We hope to democratize access to such privacy-protection resources by developing PyTorch tools such as Opacus. We are using PyTorch’s faster, more flexible platform to bridge the gap between the security community and the average ML engineer.

Building community

Over the past few years, the Privacy Protection Machine Learning (PPML) community has grown rapidly. We’re excited about the ecosystem that has formed around Opacus, and one of our major contributors is OpenMined, a community of thousands of developers who are building privacy-centric applications. A number of PyTorch building blocks are used to provide the foundation for PySyft and PyGrid to achieve differentiated privacy and joint learning. As part of this partnership, Opacus will become a dependency of the OpenMined library (such as PySyft). We look forward to continuing our cooperation and further expanding the community.

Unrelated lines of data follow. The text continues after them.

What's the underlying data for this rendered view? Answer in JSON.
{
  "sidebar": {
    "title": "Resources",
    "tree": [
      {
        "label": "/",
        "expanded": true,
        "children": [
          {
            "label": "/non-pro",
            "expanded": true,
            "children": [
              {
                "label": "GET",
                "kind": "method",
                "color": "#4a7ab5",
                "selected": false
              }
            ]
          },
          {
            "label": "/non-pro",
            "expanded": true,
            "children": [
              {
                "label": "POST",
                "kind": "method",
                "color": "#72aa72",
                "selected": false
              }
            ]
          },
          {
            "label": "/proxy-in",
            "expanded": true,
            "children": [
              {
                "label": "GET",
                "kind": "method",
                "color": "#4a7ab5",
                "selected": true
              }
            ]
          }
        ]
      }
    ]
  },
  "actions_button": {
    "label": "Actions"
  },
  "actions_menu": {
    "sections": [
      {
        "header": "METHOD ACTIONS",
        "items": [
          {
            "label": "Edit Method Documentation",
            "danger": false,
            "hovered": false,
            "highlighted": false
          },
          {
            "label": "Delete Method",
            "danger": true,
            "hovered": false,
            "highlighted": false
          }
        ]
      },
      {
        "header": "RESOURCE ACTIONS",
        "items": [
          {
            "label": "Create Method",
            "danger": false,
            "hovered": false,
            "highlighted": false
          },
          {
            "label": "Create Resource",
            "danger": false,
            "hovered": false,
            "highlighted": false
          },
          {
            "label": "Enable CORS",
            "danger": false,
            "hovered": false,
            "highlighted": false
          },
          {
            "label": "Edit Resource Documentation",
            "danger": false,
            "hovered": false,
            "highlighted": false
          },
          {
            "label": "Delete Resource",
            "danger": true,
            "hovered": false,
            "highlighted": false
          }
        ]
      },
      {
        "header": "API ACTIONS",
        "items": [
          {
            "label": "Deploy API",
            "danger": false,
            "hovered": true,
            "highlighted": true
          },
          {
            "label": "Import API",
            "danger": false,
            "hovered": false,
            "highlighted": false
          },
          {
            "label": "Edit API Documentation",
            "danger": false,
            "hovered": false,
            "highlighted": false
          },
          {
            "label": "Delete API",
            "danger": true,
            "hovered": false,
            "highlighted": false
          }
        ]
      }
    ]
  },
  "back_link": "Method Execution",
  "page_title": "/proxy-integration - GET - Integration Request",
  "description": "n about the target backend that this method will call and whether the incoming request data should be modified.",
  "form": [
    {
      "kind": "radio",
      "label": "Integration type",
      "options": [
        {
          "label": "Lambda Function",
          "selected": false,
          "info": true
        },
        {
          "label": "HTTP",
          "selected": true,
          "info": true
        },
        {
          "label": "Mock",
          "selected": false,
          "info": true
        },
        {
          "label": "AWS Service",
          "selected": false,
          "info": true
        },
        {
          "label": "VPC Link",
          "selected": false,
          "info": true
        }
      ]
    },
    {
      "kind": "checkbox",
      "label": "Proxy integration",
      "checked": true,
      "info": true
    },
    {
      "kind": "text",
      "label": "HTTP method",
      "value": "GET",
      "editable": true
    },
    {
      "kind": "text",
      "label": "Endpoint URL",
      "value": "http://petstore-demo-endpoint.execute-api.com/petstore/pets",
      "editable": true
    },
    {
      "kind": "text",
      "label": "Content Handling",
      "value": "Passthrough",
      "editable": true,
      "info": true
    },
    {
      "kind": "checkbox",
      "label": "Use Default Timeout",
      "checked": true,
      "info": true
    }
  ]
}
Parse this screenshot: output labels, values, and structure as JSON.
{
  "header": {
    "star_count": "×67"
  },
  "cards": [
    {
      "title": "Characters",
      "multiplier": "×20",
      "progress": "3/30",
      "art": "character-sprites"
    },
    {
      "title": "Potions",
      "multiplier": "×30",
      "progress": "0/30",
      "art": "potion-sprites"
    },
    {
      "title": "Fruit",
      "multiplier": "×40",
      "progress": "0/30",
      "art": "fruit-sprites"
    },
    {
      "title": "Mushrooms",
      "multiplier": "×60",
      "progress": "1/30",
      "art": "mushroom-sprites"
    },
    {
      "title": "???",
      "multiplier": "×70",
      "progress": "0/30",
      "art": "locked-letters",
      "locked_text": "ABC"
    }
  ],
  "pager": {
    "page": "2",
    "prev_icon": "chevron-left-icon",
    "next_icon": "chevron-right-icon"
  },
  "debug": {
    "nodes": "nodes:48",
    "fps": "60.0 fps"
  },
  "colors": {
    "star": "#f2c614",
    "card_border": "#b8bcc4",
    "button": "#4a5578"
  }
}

Opacus is part of a broader effort by Facebook AI to advance work by safely developing computing technologies for machine learning and responsible artificial intelligence. Overall, this is an important stepping stone to moving their field toward building privacy-first systems in the future.

  • In order to gain a deeper understanding of the concept of differential privacy, we will create a series of mid-level positions specializing in differential private machine learning. The first part looks at the key basic concepts. Read the PyTorch Medium blog here.
  • We also offer comprehensive tutorials and the Opacus open source library here.